Researchers use data science methods to measure the population size on online crowdsourcing platforms

Data science research depends, of course, on datasets, but compiling and labeling high quality datasets often requires painstaking work and human expertise. Facilitating data collection and curation at scale is the basis of Amazon Mechanical Turk (Amazon MTurk), which was launched for public use initially in 2005. Registered participants (also known as workers) are hired globally as independent contractors, to complete micro-tasks such as tagging, data verification, transcribing, and rating, among other tasks. Since its advent, Amazon Mechanical Turk’s user base (both task requesters and workers) has grown tremendously. Amazon bills their platform as a “Human intelligence through an API,” that provides “Access [to] a global, on-demand, 24x7 workforce.” But who are those workers and how many are they? In order to learn more about them, Panos Ipeirotis, Professor of Information, Operations and Management Sciences, and Data Science, Djellel Difallah, Moore-Sloan Data Science Fellow, and Elena Filatova of the City University of New York, developed a generic methodology that is applicable to other platforms “in understanding the dynamics and demographics of the underlying user population” in their recent publication.

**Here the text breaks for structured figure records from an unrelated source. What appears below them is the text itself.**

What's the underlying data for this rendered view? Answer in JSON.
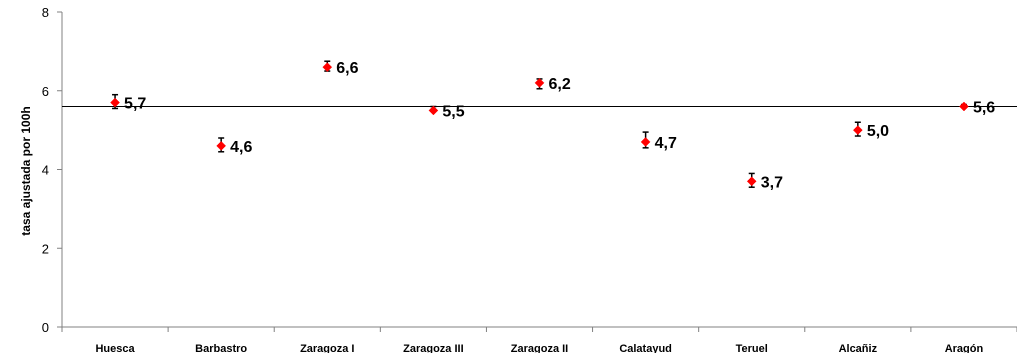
{
  "chart_data": {
    "type": "scatter",
    "ylabel": "tasa ajustada  por 100h",
    "xlabel": "",
    "ylim": [
      0,
      8
    ],
    "yticks": [
      0,
      2,
      4,
      6,
      8
    ],
    "grid": false,
    "categories": [
      "Huesca",
      "Barbastro",
      "Zaragoza I",
      "Zaragoza III",
      "Zaragoza II",
      "Calatayud",
      "Teruel",
      "Alcañiz",
      "Aragón"
    ],
    "values": [
      5.7,
      4.6,
      6.6,
      5.5,
      6.2,
      4.7,
      3.7,
      5.0,
      5.6
    ],
    "value_labels": [
      "5,7",
      "4,6",
      "6,6",
      "5,5",
      "6,2",
      "4,7",
      "3,7",
      "5,0",
      "5,6"
    ],
    "error_low": [
      5.55,
      4.45,
      6.5,
      5.48,
      6.05,
      4.55,
      3.55,
      4.85,
      5.58
    ],
    "error_high": [
      5.9,
      4.8,
      6.75,
      5.6,
      6.3,
      4.95,
      3.9,
      5.2,
      5.65
    ],
    "reference_line": 5.6,
    "colors": {
      "marker": "#ff0000",
      "error_bar": "#000000",
      "reference_line": "#000000"
    }
  }
}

Difallah et al. ran a survey for 3 years and collected over 85K responses from more than 40K unique workers. The researchers used statistical techniques, such as capture-recapture, usually developed in the field of ecology, to carry their crowd-population size analysis. Their results and datasets, available here and here respectively, are significant because they highlight the importance of accounting for the population demographics and the propensity of individual workers to participate in a given type of work, and how failing to do so introduces bias due to a lack of demographic variety. Additionally, since there have been conflicting claims regarding the size of the worker population, data scientists may be hesitant to use the platform without verification that there are indeed sufficient unique workers and demographic representation. Their findings indicate that upwards of 100K workers were available during the time period 2015–2018, and they noted that “[the propensity of] participation of the workers in the platform follows a heavy-tailed distribution, and at any given time there are more than 2K active workers.” Additional findings demonstrate that the workforce has a high rate of turnover, but that the new arrivals balance the population of departures.

Amazon Mechanical Turk itself has not provided much analysis of their workers, beyond that researchers can “Access more than 500,000 Workers from 190 countries” as of August 2017. Distinct from previous work in demographic studies on Amazon MTurk, Difallah et al. account for the propensity of workers to complete a given task, and then use this model to infer the hidden selection biases. Specific findings include that the gender breakdown, though roughly equal in percentage, differs based on country of origin. Additionally, Amazon MTurk workers are typically younger than the general population. Workers seem to be roughly divided in terms of marital status as well. Household incomes were measured at below average.

By Sabrina de Silva